A knight wants to kill (event $K$) a dragon. There are two ways to do this: by fighting (event $F$) the dragon or by outwitting ($O$) it. The choice of the way ($F$ or $O$) is random, and in each case the outcome ($K$ or not $K$) is also random. For the probability of killing there is a simple, intuitive formula:

$P(K)=P(K|F)P(F)+P(K|O)P(O)$.

Its derivation is straightforward from the definition of conditional probability: since $F$ and $O$ cover the whole sample space and are disjoint, we have by additivity of probability

$P(K)=P(K\cap(F\cup O))=P(K\cap F)+P(K\cap O)=\frac{P(K\cap F)}{P(F)}P(F)+\frac{P(K\cap O)}{P(O)}P(O)$

$=P(K|F)P(F)+P(K|O)P(O)$.

This is easy to generalize to the case of many conditioning events. Suppose $A_1,...,A_n$ are mutually exclusive (that is, disjoint) and collectively exhaustive (that is, cover the whole sample space). Then for any event $B$ one has

$P(B)=P(B|A_1)P(A_1)+...+P(B|A_n)p(A_n)$.

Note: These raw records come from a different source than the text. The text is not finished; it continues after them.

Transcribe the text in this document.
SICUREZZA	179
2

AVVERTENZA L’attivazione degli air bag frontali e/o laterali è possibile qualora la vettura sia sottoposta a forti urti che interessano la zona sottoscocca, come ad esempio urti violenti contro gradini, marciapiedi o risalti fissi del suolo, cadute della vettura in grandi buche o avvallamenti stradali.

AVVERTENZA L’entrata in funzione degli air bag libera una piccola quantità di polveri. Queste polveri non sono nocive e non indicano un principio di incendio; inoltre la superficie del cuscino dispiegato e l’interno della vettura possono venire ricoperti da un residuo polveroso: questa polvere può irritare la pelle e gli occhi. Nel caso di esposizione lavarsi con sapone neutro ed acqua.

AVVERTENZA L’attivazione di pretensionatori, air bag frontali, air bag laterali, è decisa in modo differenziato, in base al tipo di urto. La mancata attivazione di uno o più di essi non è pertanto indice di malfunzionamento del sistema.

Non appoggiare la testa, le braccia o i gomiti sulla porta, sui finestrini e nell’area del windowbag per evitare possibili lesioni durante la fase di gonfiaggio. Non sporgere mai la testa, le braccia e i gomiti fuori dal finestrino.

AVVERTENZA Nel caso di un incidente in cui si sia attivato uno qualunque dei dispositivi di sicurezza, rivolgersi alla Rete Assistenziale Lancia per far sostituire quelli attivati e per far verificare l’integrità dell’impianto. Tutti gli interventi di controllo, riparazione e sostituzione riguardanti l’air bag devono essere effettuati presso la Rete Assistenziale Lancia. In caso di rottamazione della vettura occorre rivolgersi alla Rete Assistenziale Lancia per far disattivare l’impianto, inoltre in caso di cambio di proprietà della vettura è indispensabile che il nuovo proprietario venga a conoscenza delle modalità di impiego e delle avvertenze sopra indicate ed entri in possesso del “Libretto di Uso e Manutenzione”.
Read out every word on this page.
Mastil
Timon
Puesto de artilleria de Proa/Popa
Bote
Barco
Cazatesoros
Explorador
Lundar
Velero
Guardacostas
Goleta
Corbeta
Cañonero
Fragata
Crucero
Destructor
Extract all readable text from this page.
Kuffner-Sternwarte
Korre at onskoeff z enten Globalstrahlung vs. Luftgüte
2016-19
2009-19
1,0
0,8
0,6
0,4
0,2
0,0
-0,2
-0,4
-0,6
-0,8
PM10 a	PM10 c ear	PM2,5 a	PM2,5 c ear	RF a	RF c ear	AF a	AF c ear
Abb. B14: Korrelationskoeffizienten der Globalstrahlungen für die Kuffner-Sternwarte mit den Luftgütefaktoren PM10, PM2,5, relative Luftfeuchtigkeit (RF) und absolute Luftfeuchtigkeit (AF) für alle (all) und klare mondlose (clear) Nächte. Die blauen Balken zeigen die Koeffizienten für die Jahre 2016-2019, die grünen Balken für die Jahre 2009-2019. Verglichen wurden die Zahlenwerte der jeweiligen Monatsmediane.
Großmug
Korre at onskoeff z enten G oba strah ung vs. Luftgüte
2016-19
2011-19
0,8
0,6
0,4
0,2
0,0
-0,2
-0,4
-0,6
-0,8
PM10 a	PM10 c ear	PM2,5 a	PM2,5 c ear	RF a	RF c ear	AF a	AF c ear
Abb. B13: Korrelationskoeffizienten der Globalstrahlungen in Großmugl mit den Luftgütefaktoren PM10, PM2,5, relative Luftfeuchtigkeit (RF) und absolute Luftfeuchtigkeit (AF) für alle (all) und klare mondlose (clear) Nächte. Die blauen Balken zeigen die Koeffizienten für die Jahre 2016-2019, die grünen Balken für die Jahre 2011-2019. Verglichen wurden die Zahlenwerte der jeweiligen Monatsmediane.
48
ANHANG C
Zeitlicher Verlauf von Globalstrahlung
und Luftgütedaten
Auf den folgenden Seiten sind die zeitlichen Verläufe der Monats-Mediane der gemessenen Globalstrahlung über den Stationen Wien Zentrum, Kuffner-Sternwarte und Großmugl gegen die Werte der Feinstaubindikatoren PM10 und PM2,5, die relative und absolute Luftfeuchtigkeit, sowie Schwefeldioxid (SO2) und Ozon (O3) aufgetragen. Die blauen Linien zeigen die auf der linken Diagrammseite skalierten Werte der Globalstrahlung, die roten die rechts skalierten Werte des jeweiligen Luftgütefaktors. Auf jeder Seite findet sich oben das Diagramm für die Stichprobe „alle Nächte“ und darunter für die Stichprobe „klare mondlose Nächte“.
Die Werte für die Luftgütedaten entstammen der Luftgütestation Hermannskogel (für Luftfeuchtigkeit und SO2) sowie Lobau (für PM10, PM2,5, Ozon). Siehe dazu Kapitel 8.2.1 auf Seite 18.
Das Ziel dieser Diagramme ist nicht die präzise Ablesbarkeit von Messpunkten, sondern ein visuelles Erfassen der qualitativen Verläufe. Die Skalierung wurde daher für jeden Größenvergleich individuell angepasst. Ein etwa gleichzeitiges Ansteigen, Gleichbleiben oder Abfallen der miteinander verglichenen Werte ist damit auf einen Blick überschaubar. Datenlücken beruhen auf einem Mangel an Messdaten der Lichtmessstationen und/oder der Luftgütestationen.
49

This equation is call the law of total probability.

## Application to a sum of continuous and discrete random variables

Let $X,Y$ be independent random variables. Suppose that $X$ is continuous, with a distribution function $F_X$, and suppose $Y$ is discrete, with values $y_1,...,y_n$. Then for the distribution function of the sum $F_{X+Y}$ we have

$F_{X+Y}(t)=P(X+Y\le t)=\sum_{j=1}^nP(X+Y\le t|Y=y_j)P(Y=y_j)$

(by independence conditioning on $Y=y_j$ can be omitted)

$=\sum_{j=1}^nP(X\le t-y_j)P(Y=y_j)=\sum_{j=1}^nF_X(t-y_j)P(Y=y_j)$.

Compare this to the much more complex derivation in case of two continuous variables.